(baptised 16 June 1723 – 17 July 1790)
Adam Smith was a Scottish moral philosopher and a pioneer of political economics.
He was one of the key figures of the Scottish Enlightenment and was part of a brilliant intellectual circle that included David Hume, John Home, Lord Hailes and William Robertson.
In 1764, Smith left Glasgow to travel in Europe where met a number of leading European intellectuals including Voltaire, Rousseau and Quesnay.
There has been considerable scholarly debate about the nature of Smith’s religious views. Smith’s father had a strong interest in Christianity and belonged to the moderate wing of the Church of Scotland.
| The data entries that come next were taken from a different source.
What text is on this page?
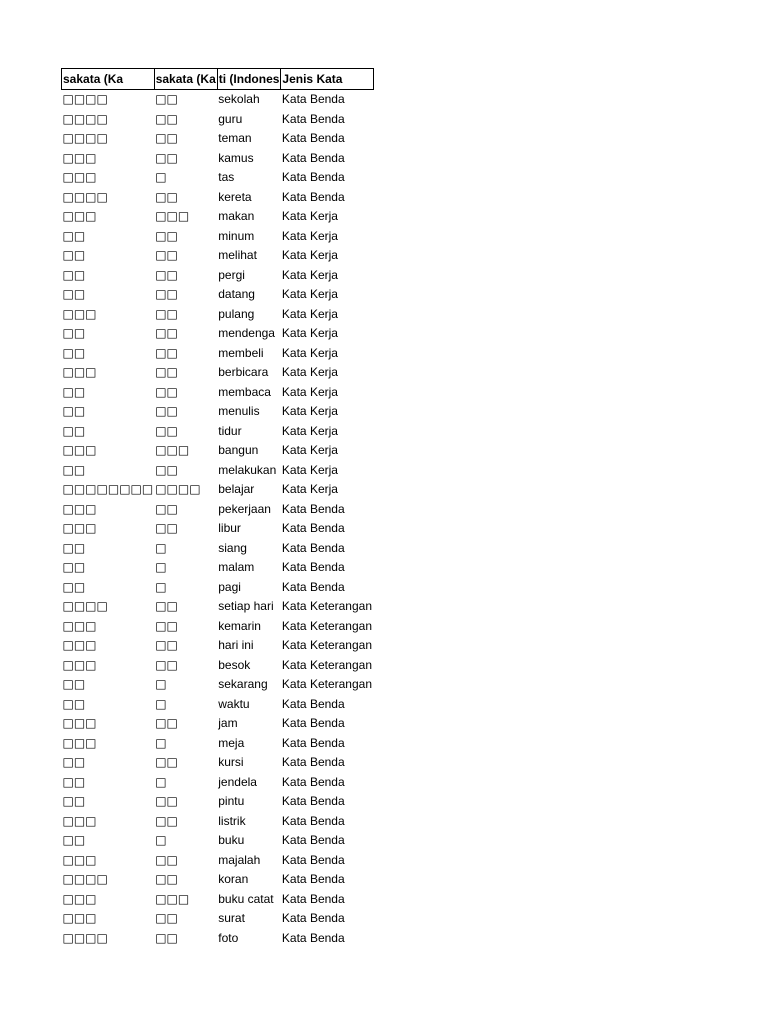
sakata (Ka	sakata (Ka	ti (Indones	Jenis Kata
□□□□	□□	sekolah	Kata Benda
□□□□	□□	guru	Kata Benda
□□□□	□□	teman	Kata Benda
□□□	□□	kamus	Kata Benda
□□□	□	tas	Kata Benda
□□□□	□□	kereta	Kata Benda
□□□	□□□	makan	Kata Kerja
□□	□□	minum	Kata Kerja
□□	□□	melihat	Kata Kerja
□□	□□	pergi	Kata Kerja
□□	□□	datang	Kata Kerja
□□□	□□	pulang	Kata Kerja
□□	□□	mendenga	Kata Kerja
□□	□□	membeli	Kata Kerja
□□□	□□	berbicara	Kata Kerja
□□	□□	membaca	Kata Kerja
□□	□□	menulis	Kata Kerja
□□	□□	tidur	Kata Kerja
□□□	□□□	bangun	Kata Kerja
□□	□□	melakukan	Kata Kerja
□□□□□□□□	□□□□	belajar	Kata Kerja
□□□	□□	pekerjaan	Kata Benda
□□□	□□	libur	Kata Benda
□□	□	siang	Kata Benda
□□	□	malam	Kata Benda
□□	□	pagi	Kata Benda
□□□□	□□	setiap hari	Kata Keterangan
□□□	□□	kemarin	Kata Keterangan
□□□	□□	hari ini	Kata Keterangan
□□□	□□	besok	Kata Keterangan
□□	□	sekarang	Kata Keterangan
□□	□	waktu	Kata Benda
□□□	□□	jam	Kata Benda
□□□	□	meja	Kata Benda
□□	□□	kursi	Kata Benda
□□	□	jendela	Kata Benda
□□	□□	pintu	Kata Benda
□□□	□□	listrik	Kata Benda
□□	□	buku	Kata Benda
□□□	□□	majalah	Kata Benda
□□□□	□□	koran	Kata Benda
□□□	□□□	buku catat	Kata Benda
□□□	□□	surat	Kata Benda
□□□□	□□	foto	Kata Benda
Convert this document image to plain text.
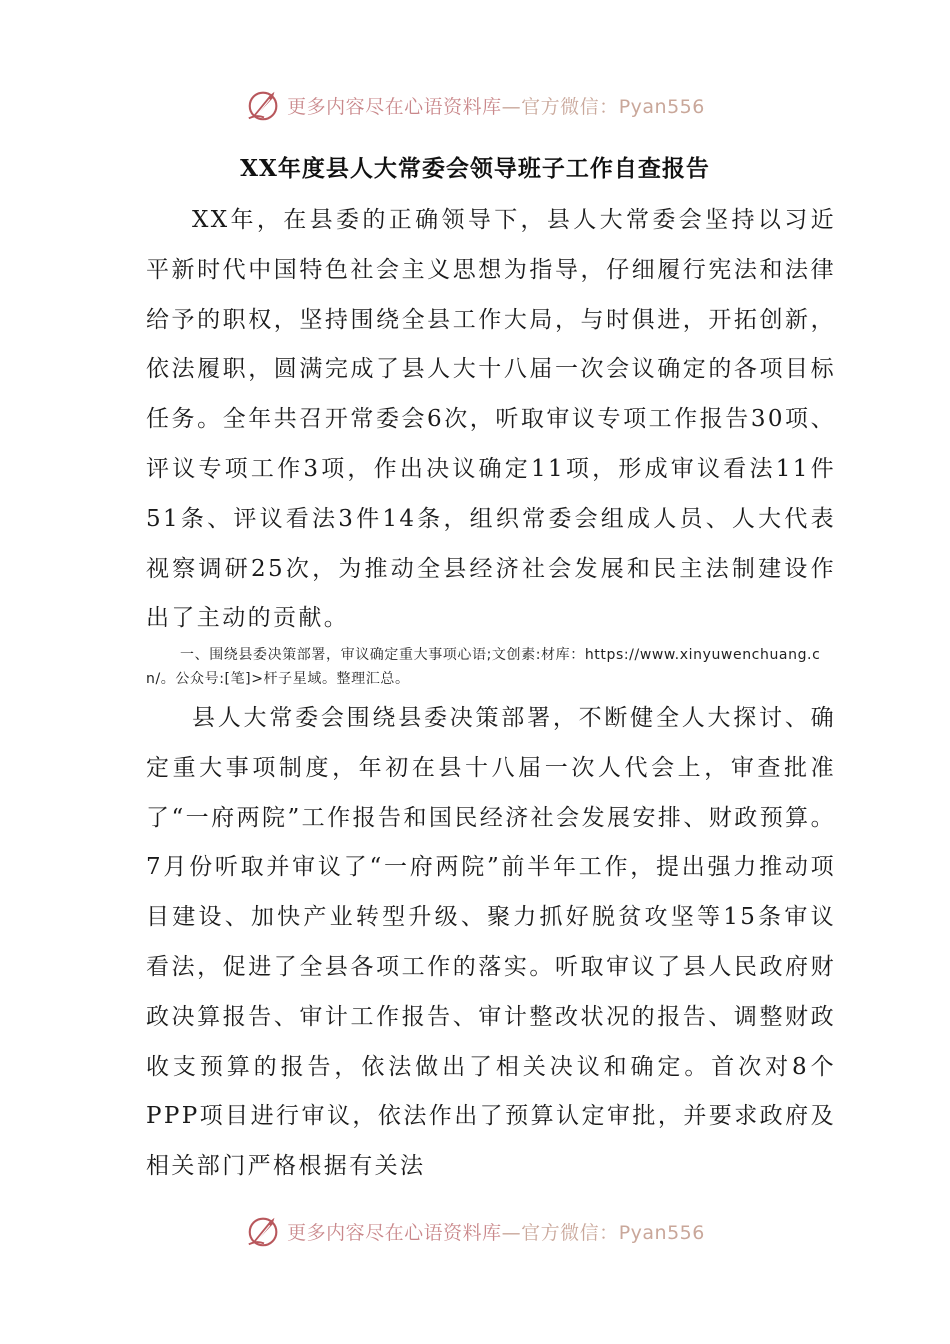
更多内容尽在心语资料库—官方微信：Pyan556
XX年度县人大常委会领导班子工作自查报告

XX年，在县委的正确领导下，县人大常委会坚持以习近平新时代中国特色社会主义思想为指导，仔细履行宪法和法律给予的职权，坚持围绕全县工作大局，与时俱进，开拓创新，依法履职，圆满完成了县人大十八届一次会议确定的各项目标任务。全年共召开常委会6次，听取审议专项工作报告30项、评议专项工作3项，作出决议确定11项，形成审议看法11件51条、评议看法3件14条，组织常委会组成人员、人大代表视察调研25次，为推动全县经济社会发展和民主法制建设作出了主动的贡献。

一、围绕县委决策部署，审议确定重大事项心语;文创素:材库：https://www.xinyuwenchuang.cn/。公众号:[笔]>杆子星域。整理汇总。

县人大常委会围绕县委决策部署，不断健全人大探讨、确定重大事项制度，年初在县十八届一次人代会上，审查批准了“一府两院”工作报告和国民经济社会发展安排、财政预算。7月份听取并审议了“一府两院”前半年工作，提出强力推动项目建设、加快产业转型升级、聚力抓好脱贫攻坚等15条审议看法，促进了全县各项工作的落实。听取审议了县人民政府财政决算报告、审计工作报告、审计整改状况的报告、调整财政收支预算的报告，依法做出了相关决议和确定。首次对8个PPP项目进行审议，依法作出了预算认定审批，并要求政府及相关部门严格根据有关法

更多内容尽在心语资料库—官方微信：Pyan556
Smith received the The Snell Exhibition – an annual scholarship awarded to a student of the University of Glasgow to allow them to undertake postgraduate study at Balliol College, Oxford. There he rejected Christianity and it is generally believed that he returned to Scotland as a deist.
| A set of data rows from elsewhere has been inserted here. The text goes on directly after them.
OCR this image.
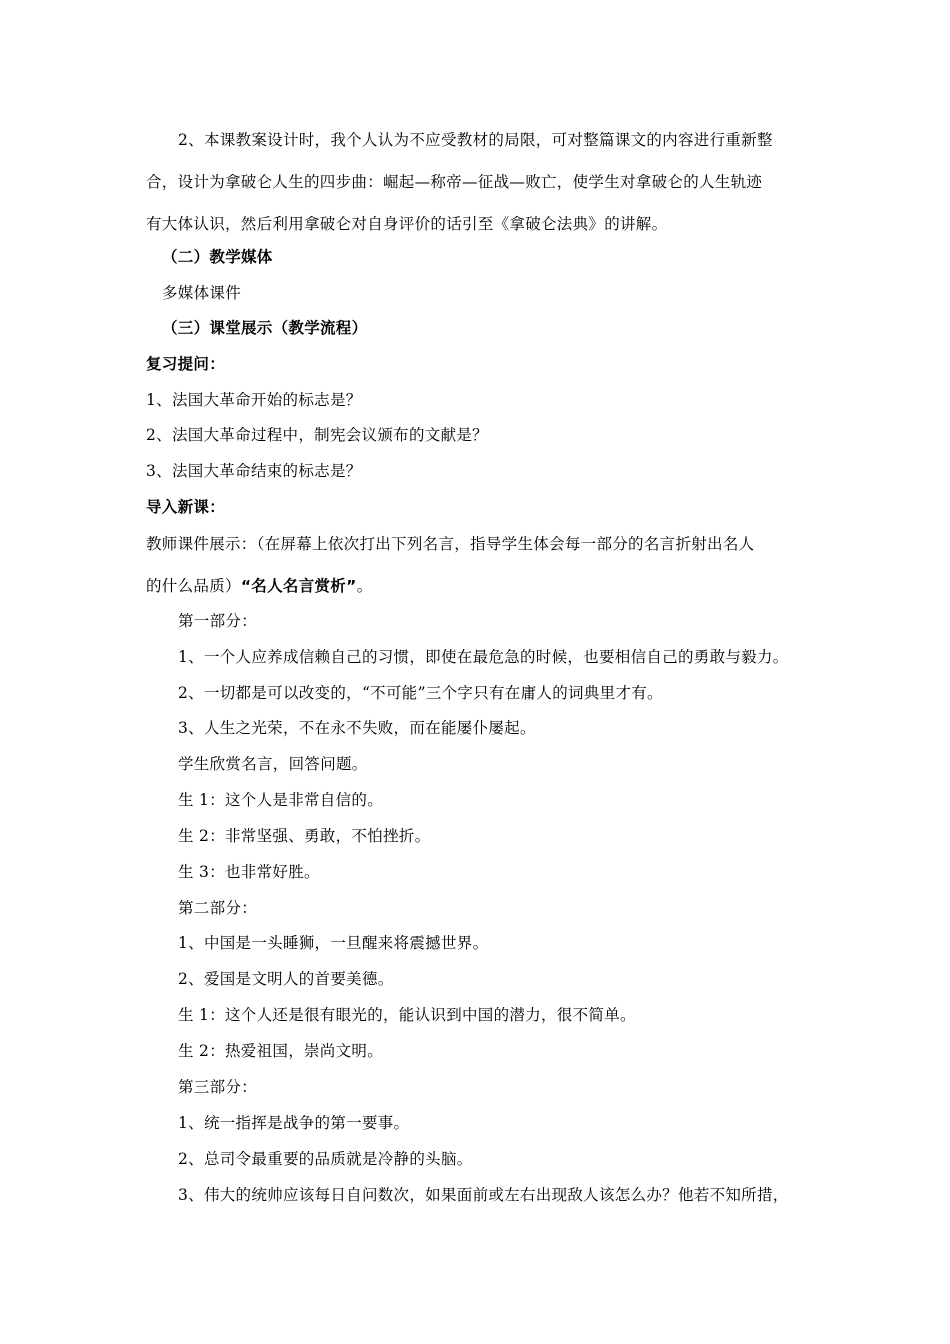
2、本课教案设计时，我个人认为不应受教材的局限，可对整篇课文的内容进行重新整
合，设计为拿破仑人生的四步曲：崛起—称帝—征战—败亡，使学生对拿破仑的人生轨迹
有大体认识，然后利用拿破仑对自身评价的话引至《拿破仑法典》的讲解。
（二）教学媒体
多媒体课件
（三）课堂展示（教学流程）
复习提问：
1、法国大革命开始的标志是？
2、法国大革命过程中，制宪会议颁布的文献是？
3、法国大革命结束的标志是？
导入新课：
教师课件展示：（在屏幕上依次打出下列名言，指导学生体会每一部分的名言折射出名人
的什么品质）“名人名言赏析”。
第一部分：
1、一个人应养成信赖自己的习惯，即使在最危急的时候，也要相信自己的勇敢与毅力。
2、一切都是可以改变的，“不可能”三个字只有在庸人的词典里才有。
3、人生之光荣，不在永不失败，而在能屡仆屡起。
学生欣赏名言，回答问题。
生 1：这个人是非常自信的。
生 2：非常坚强、勇敢，不怕挫折。
生 3：也非常好胜。
第二部分：
1、中国是一头睡狮，一旦醒来将震撼世界。
2、爱国是文明人的首要美德。
生 1：这个人还是很有眼光的，能认识到中国的潜力，很不简单。
生 2：热爱祖国，崇尚文明。
第三部分：
1、统一指挥是战争的第一要事。
2、总司令最重要的品质就是冷静的头脑。
3、伟大的统帅应该每日自问数次，如果面前或左右出现敌人该怎么办？他若不知所措，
Economist Ronald Coase has challenged the view that Smith was a deist, stating that while Smith may have referred to the “Great Architect of the Universe” in his works, other scholars have “very much exaggerated the extent to which Adam Smith was committed to a belief in a personal God.
He based this on analysis of a remark in The Wealth of Nations where Smith writes that the curiosity of mankind about the “great phenomena of nature” such as “the generation, the life, growth and dissolution of plants and animals” has led men to “enquire into their causes”.
Coase also notes Smith’s observation that “[s]uperstition first attempted to satisfy this curiosity, by referring all those wonderful appearances to the immediate agency of the gods.”